Подвал был большой и затаренный компотами, маринованными овощами, грибами и массой еще каких-то консервированных деликатесов.
— Ну, и что? — поджал скептически губы Райкин.
— А вы ничего странного не замечаете?
— Не замечаем.
— И вообще, Костян, хорош говорить загадками, а то у нас тоже фонарики издохнут.
— Ладно. Смотрите сюда: вот все баночки покрыты тонким слоем пыли. Видите? Но при внимательном осмотрении оказывается, что не все. Вот эти банки — а их девять штук (и все трехлитровые) — свежие, на них пыли нет. И они, в отличие от остальных, с тушёнкой. И больше тушёнки нет. Спрашивается: а почему больше тушёнки нет и почему этому богатому человеку понадобилось не свежее мясо, а этот полуфабрикат?
— Да может, он ее любит.
— А я терпеть не могу. Поэтому мне это стало непонятно. И я решил посмотреть более внимательно. И вот что увидел, — Константин посветил поверх банки, рядом с крышкой. — Видите?

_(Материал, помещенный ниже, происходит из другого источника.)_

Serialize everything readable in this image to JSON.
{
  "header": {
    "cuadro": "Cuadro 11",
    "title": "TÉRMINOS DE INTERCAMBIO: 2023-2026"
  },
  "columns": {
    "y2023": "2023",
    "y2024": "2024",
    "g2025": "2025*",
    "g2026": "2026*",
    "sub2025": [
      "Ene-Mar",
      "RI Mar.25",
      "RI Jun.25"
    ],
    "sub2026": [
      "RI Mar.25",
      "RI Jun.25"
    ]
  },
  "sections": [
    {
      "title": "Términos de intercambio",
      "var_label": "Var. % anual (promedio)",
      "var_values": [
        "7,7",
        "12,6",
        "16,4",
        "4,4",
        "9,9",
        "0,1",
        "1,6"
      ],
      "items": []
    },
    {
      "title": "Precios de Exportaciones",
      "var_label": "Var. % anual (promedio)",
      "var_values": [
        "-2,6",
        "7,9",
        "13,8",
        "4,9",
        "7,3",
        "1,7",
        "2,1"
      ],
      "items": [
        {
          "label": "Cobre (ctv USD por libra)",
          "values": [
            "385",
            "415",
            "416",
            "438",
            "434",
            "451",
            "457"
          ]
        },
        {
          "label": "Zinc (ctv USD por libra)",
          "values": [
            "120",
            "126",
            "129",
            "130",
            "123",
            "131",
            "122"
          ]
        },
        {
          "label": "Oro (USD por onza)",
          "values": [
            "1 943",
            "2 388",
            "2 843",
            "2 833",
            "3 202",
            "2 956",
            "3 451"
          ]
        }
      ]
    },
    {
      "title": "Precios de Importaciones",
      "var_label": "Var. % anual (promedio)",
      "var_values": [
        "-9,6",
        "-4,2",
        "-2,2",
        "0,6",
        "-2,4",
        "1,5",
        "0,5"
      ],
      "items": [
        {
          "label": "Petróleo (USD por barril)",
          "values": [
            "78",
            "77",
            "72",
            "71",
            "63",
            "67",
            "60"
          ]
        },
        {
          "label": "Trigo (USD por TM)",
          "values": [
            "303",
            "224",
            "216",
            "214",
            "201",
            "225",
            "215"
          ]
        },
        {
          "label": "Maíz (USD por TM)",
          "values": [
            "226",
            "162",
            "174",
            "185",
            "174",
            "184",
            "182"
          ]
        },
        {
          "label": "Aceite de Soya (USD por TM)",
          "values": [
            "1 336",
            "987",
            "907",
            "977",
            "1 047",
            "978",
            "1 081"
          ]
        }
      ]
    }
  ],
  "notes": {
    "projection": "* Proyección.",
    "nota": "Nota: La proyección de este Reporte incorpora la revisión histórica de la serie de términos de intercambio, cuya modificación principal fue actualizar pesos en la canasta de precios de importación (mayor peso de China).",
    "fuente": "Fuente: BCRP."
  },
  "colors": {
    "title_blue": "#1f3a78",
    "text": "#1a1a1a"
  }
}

— Нет, — хором ответили остальные.
— Здесь верх, как и положено, залит жиром. Во всех тушеночных банках есть такой жир. Я когда-то увлекался тушёнкой, и на сборах ее ели. С перловой кашей (с тех пор я как раз и возненавидел и ту, и другую). Так вот. Я никогда не видел, чтобы в тушеночном жиру попадалась зернистость.
— Ну и что?
— А то, что это не свинина, не говядина, не баранина и даже не птичья эта гадость. И, скорее всего, это законсервированное человеческое мясо.
— Ты хочешь сказать, что наш Коля был каннибалом?
— Я хочу сказать, что он не был каннибалом, а в этих баночках как раз и находится в тушёном виде тот, кого мы так тщетно ищем.
— Коломбо, ты в конец охренел! Да если ты нашим ментам такое выдашь — они сами тебя в баночку закатают! Надо ж такую нездоровую фантазию отрастить!
— А давай одну возьмем — и на экспертизу.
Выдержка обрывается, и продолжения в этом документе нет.